A good warning sign is very simple: the card cannot be understood in a minute. If using it requires messaging the author, digging through chats, and guessing which version is live, the library has already stopped working.

What to check next

If, after launch, the library lives in five places at once, the team will quickly stop trusting it. The reason is usually simple: the cards exist, but a couple of required fields are missing, and the working version gets lost between chat, spreadsheet, and notes.

Start by checking each card against a short list: is the task clear without vague words, is there an input example and a good answer, are tags set, is an owner assigned, and can you see which version is working and which one is a draft? If even one item is missing, the card is almost certainly going to fall out of use.

The second check is about rhythm. Libraries age quickly: tasks change, models change, tone requirements change, and response formats change.

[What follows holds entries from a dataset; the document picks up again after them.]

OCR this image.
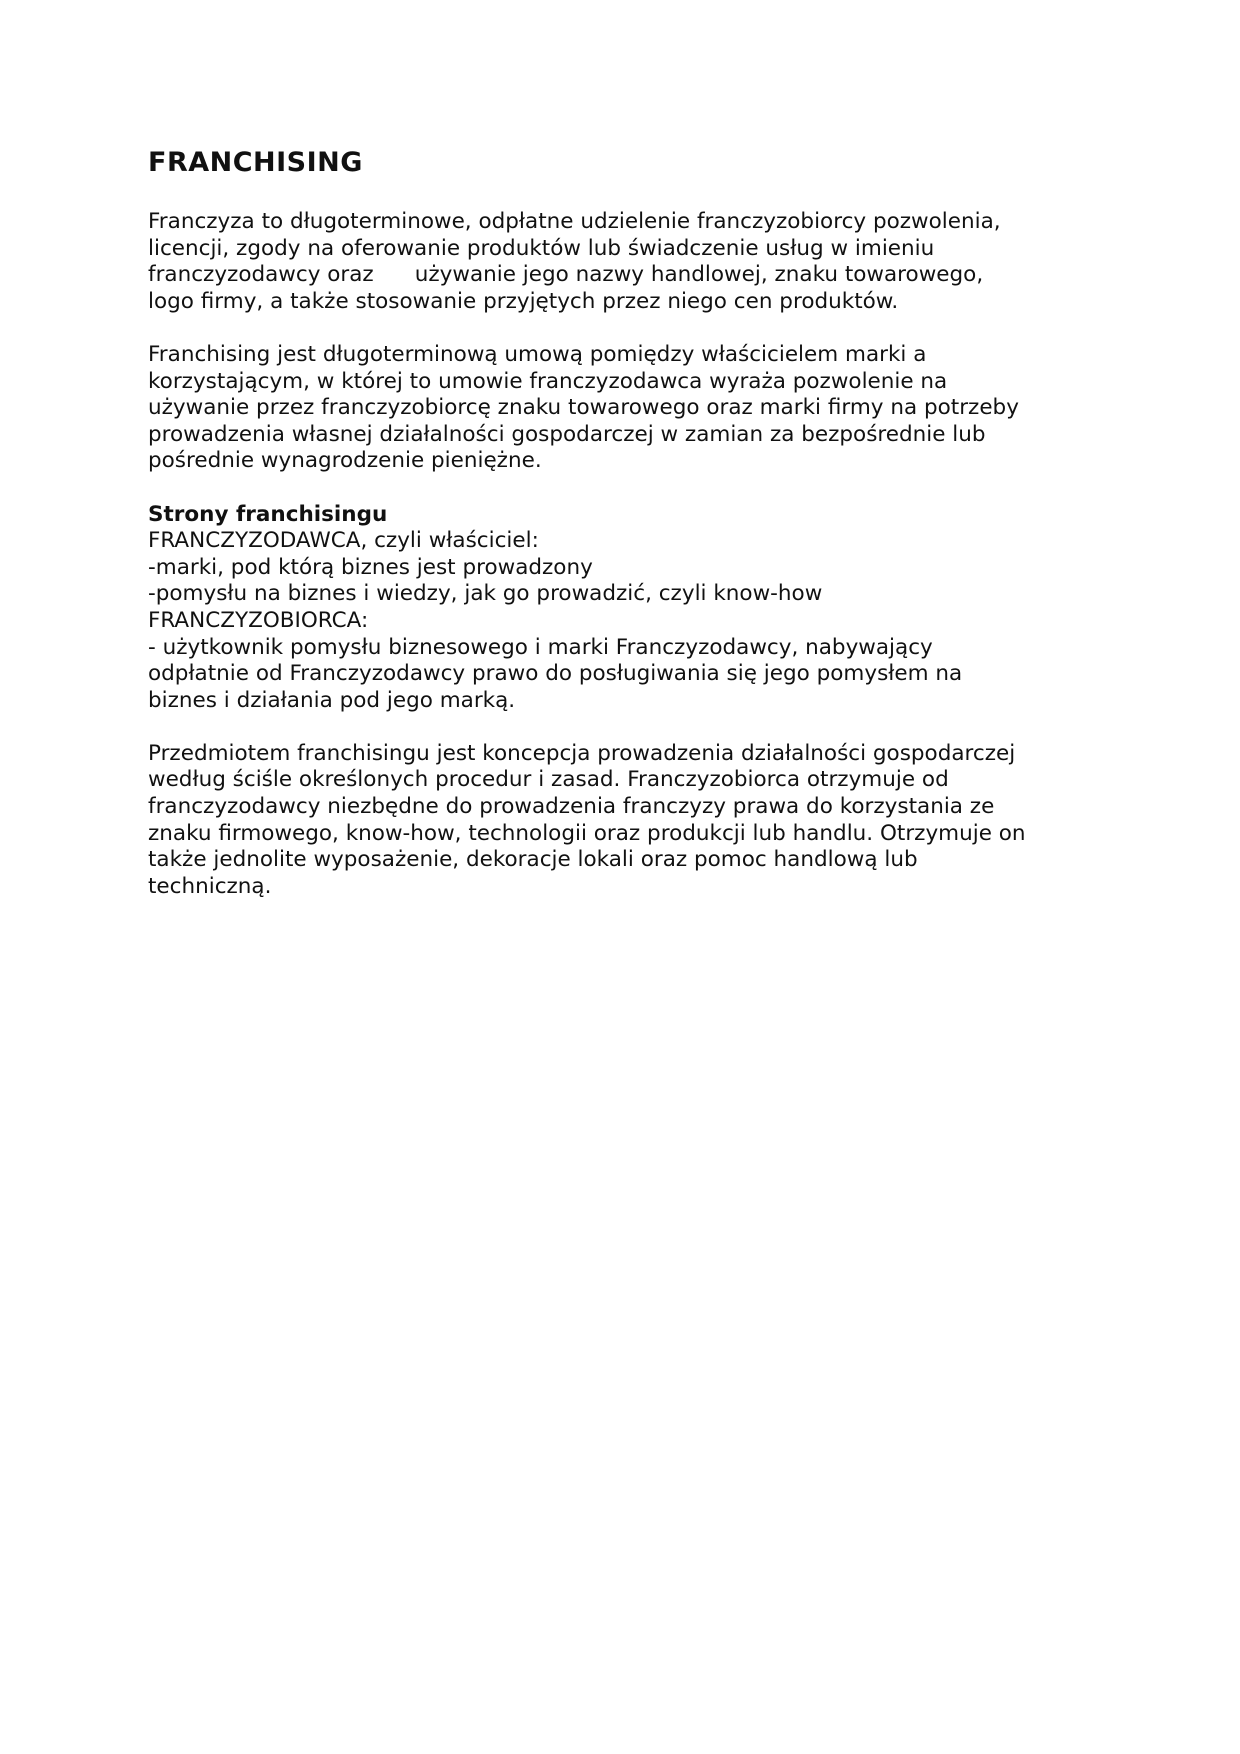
FRANCHISING

Franczyza to długoterminowe, odpłatne udzielenie franczyzobiorcy pozwolenia,
licencji, zgody na oferowanie produktów lub świadczenie usług w imieniu
franczyzodawcy oraz      używanie jego nazwy handlowej, znaku towarowego,
logo firmy, a także stosowanie przyjętych przez niego cen produktów.

Franchising jest długoterminową umową pomiędzy właścicielem marki a
korzystającym, w której to umowie franczyzodawca wyraża pozwolenie na
używanie przez franczyzobiorcę znaku towarowego oraz marki firmy na potrzeby
prowadzenia własnej działalności gospodarczej w zamian za bezpośrednie lub
pośrednie wynagrodzenie pieniężne.

Strony franchisingu
FRANCZYZODAWCA, czyli właściciel:
-marki, pod którą biznes jest prowadzony
-pomysłu na biznes i wiedzy, jak go prowadzić, czyli know-how
FRANCZYZOBIORCA:
- użytkownik pomysłu biznesowego i marki Franczyzodawcy, nabywający
odpłatnie od Franczyzodawcy prawo do posługiwania się jego pomysłem na
biznes i działania pod jego marką.

Przedmiotem franchisingu jest koncepcja prowadzenia działalności gospodarczej
według ściśle określonych procedur i zasad. Franczyzobiorca otrzymuje od
franczyzodawcy niezbędne do prowadzenia franczyzy prawa do korzystania ze
znaku firmowego, know-how, technologii oraz produkcji lub handlu. Otrzymuje on
także jednolite wyposażenie, dekoracje lokali oraz pomoc handlową lub
techniczną.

So it is better to introduce a short monthly review. No one needs a big one-hour meeting. It is enough to go through the cards that are used often and answer three questions: does the prompt still work, are there any duplicates, and is the example outdated?

A common mistake is trying to build the perfect base all at once. It is much better to start with ten cards that the team opens every day. That is how a real habit forms: people fix examples, argue about tags, notice weak spots, and understand faster where a separate owner is needed.

If the team tests one library across different models, it is convenient to keep a single access layer for them. For example, AI Router lets you work with different LLMs through one OpenAI-compatible endpoint and avoid changing familiar SDKs, code, and prompts. For a library, that is useful: comparison happens on the same set of cards instead of getting lost in small technical edits.

The normal next step is simple: choose the ten most common scenarios, create cards for them, assign owners, and put a half-hour review on the calendar for next month.

Frequently asked questions

Do we need a prompt library if the team is small?

Yes, even for a small team. When good texts live in personal chats, people quickly start working from different versions and waste time searching.

Which prompts should go into the library first?

Focus only on repeatable scenarios. If a task is handled often, at least two people use the prompt, and the result can be checked quickly, the card will pay off.

What should not be stored in the shared library?

Don’t put one-off experiments and rough drafts with no clear value into the shared library. It’s better to keep that material separate or archive it right away so the working base stays clean.

What must a prompt card contain?

A card should include a short task name, usage conditions, the full prompt text, an input example, and a good expected answer. Also record the model, parameters, version, review date, owner, and status.

What makes an example in the card actually useful?

Show a real case, not a toy one-line phrase. A good example gives a realistic input size and an answer that helps a new teammate understand the tone, format, and boundaries right away.

How many tags should we use, and how do we avoid getting confused by them?

Usually 2–4 tags per card is enough. It helps to agree on simple axes: task, team, language, and risk, and remove synonyms like “support” and “helpdesk” immediately.

Why assign an owner if the author already exists?

The owner keeps the card up to date. They check the prompt on fresh examples, adjust the text after a model or process change, and move the card to archive when it is no longer used.

How often should cards be reviewed?

For working scenarios, a review every 30–60 days is usually enough. Also review the card right after a model, provider, or workflow rule changes, even if the code stayed the same.

Can drafts be kept next to working versions?

No, drafts and working versions should be clearly separated. When they are mixed together, the team grabs the first text they see and then argues about answer quality, even though the real issue is the prompt version.

How can we launch a prompt library quickly without a long project?

Start with the ten most common tasks. In the first week, collect the current prompts from chats and documents, and in the second week move them into one template, assign owners, and test them on real cases.